We see a lot of well-meaning solution companies these days that are happy to recommend a vertical customer strategy or software application for your business. For example, if you're in the financial services business, there's a strategy that's just right for you and your competitors. For all you automotive manufacturers, here's a software package that will fit all sizes.
These companies often have excellent products and can indeed add to any customer strategy and solution. But from the user side there's a caution to be respected. A clear customer strategy is essential, and if that strategy can be enabled by technology, we support that. But the strategy problem these days is this: Your customers want the best possible product at the lowest price with excellent service. That is common. In fact, your business model may be common to your competitors, but your customer strategy needs to have some kind of defining characteristics. It makes sense to look at how you can organize your company around product, price and service. So, yes, look at the best practices within your industry vertical, but also try to figure out how to position yourself differently within that vertical.
How do you do that? Our editors looked at dozens of companies that employ effective customer strategy and tactics. We settled on four companies that have been able to connect differentiated customer strategy with successful financial and customer metrics. All four have "branded" their customer strategy. Southwest Airlines has taken a common customer loyalty practice (frequent flyer miles) and put its own stamp on it. Instead of offering redeemable deals on everything from flights to cell phone minutes, at Southwest, you get points toward free flights and upgrades, and that's it. Southwest's competitive business strategy of providing no-frills, efficient customer service at the lowest possible price is enhanced by its unique approach to customer retention.
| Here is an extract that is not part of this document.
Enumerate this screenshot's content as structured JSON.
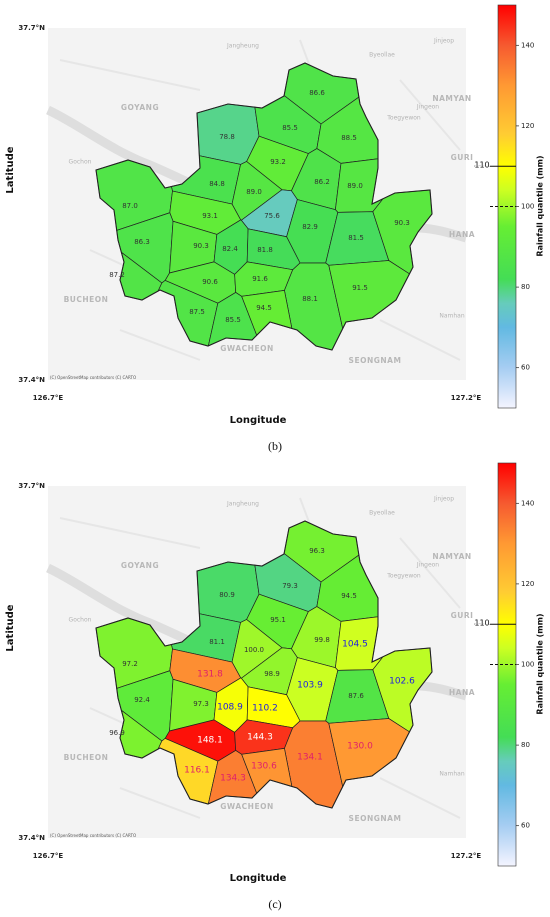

Another good example is Nordstrom's department stores. It takes the strategy of building customer intimacy to the high-end. Its foundational principle, "Building trust, one customer at a time" is enhanced by its unique approach to customer experience. Personal representatives are assigned to high-value shoppers. It caters to the upscale consumer who still wants the lowest price available, so it combines the right mix of product, good pricing and effective customer strategy. That's a winning combination. You can find elements in some of its competitors, but in putting it together, Nordstrom's defines its own competitive profile.
Effective competitors will align all areas of their business around customers. In the area of product leadership, keeping in touch with different customer behaviors and attitudes will enable an innovative company to spot new product ideas. It will allow you to redesign product offerings based on the most valuable customers. Lowest price competitors like Southwest can user customer insights to streamline their operations and better align their resources. And customer-intimate competitors can use customer insight to build "trusted advisor" relationships with their clients and customers.
Put differently, we can think of business competition as a strategy game. And strategy is simply a plan for succeeding in a hostile environment. If you focus your firm's efforts solely on the solution that is most appropriate to your vertical, you have to figure that every company within your industry is likely to focus on the same solution. If, on the other hand, your customer strategy flows also from your business strategy, then you are more likely to triumph.
So, don't consider a vertical solution to be a magic potion. Don't play the same game everyone else plays. Take notice of the best practices in your industry, but don't forget that your company has its own competitive profile, and its own needs. Don't sell short by overlooking your individuality.